Tentu saja aku sangat takut. Siapa yang tak takut tiba-tiba dipeluk oleh seseorang yang mentalnya terganggu?
"Saya bukan anak Ibu. Nama saya Rachel, bukan Sinta, Bu," kataku berusaha melepaskan diri darinya.
Mas Mondi dengan sabar mengelus punggung wanita itu.
"Ibuu, ini bukan Sinta. Ini Rachel, teman Sinta. Coba Ibu perhatikan ya," kata Mas Mondi dengan lembut.
Mas Mondi memang seperti itu. Lembut dan sangat perhatian, bukan hanya padaku, tapi juga pada orang-orang di sekitarnya. Dia tak tampak panik melihat Bu Parsiah.
Bu Parsiah terdiam memandang lekat wajahku yang masih berada di dalam dekapannya.
Perlahan, aku bisa merasakan, kalau pelukannya sedikit longgar, lalu terurai seutuhnya. Aku langsung bersembunyi di punggung Mas Mondi, takut Bu Parsiah tiba-tiba memelukku lagi.
"Bu, ngapain di sini. Gangguan orang aja."
Aku menoleh mendengar suara itu. Ternyata Pak Sugeng yang datang.
"Maaf Non, kalau istri saya sudah mengganggu. Permisi," kata Pak Sugeng langsung membawa Bu Parsiah yang masih terus memperhatikanku dengan wajah yang sangat menyedihkan.
"Kita masuk," ajak Mas Mondi.
Kami masuk lagi ke rumah Eyang. Walau rumah Eyang sangat besar dan memiliki halaman yang sangat luas, namun tak ada pagarnya. Hingga orang bebas keluar masuk kapan saja.
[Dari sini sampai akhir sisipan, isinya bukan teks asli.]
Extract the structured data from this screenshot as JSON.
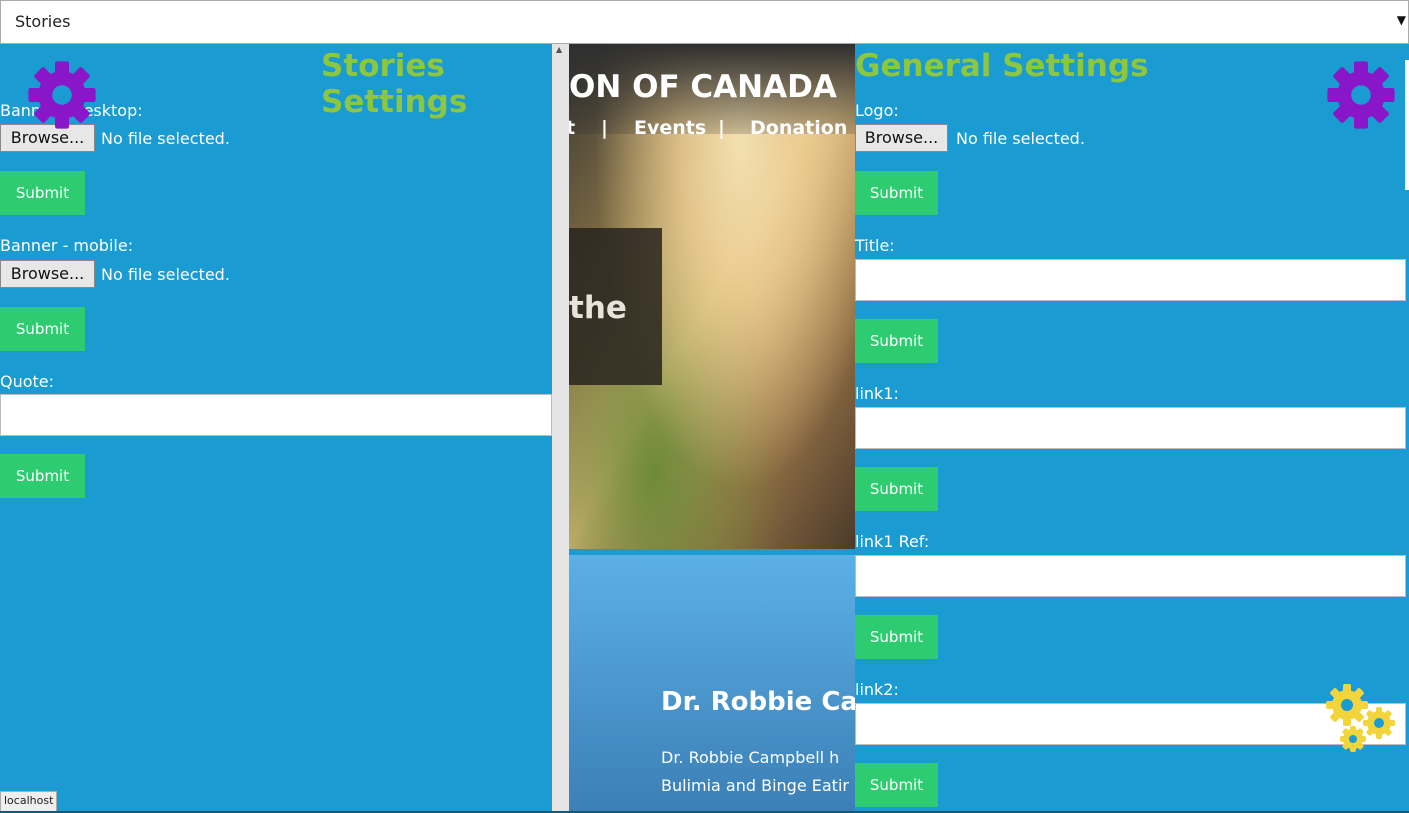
{
  "topbar": {
    "selected": "Stories",
    "caret": "▼"
  },
  "stories_settings": {
    "title": "Stories Settings",
    "banner_desktop_label": "Banner - desktop:",
    "banner_mobile_label": "Banner - mobile:",
    "quote_label": "Quote:",
    "browse_label": "Browse...",
    "no_file_text": "No file selected.",
    "submit_label": "Submit"
  },
  "preview": {
    "org_text": "ON OF CANADA",
    "nav": [
      "t",
      "|",
      "Events",
      "|",
      "Donation"
    ],
    "caption": "the",
    "doctor_name": "Dr. Robbie Ca",
    "doctor_text": [
      "Dr. Robbie Campbell h",
      "Bulimia and Binge Eatir"
    ]
  },
  "general_settings": {
    "title": "General Settings",
    "logo_label": "Logo:",
    "title_label": "Title:",
    "link1_label": "link1:",
    "link1_ref_label": "link1 Ref:",
    "link2_label": "link2:",
    "browse_label": "Browse...",
    "no_file_text": "No file selected.",
    "submit_label": "Submit"
  },
  "status_bar": {
    "text": "localhost"
  },
  "colors": {
    "background": "#1a9bd1",
    "title": "#8dc63f",
    "submit": "#2ecc71",
    "gear_purple": "#8a16c9",
    "gear_yellow": "#f2d53c"
  },
  "icons": [
    "gear-icon",
    "gears-icon"
  ]
}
Sebelum aku benar-benar masuk ke dalam rumah, aku melihat Pak Sugeng dan Bu Parsiah yang terus pergi menjauh. Iba juga hati ini melihatnya.
Saat masuk ke dalam rumah. Aku melihat Bi Lasmi keluar dari kamar Eyang dengan membawa baskom berisi air.
"Buat apa itu, Bi?" tanyaku.
"Buat lap lap badan Eyang. Eyang udah nggak bisa mandi di kamar mandi lagi. Udah nggak bisa jalan," kata Bi Lasmi.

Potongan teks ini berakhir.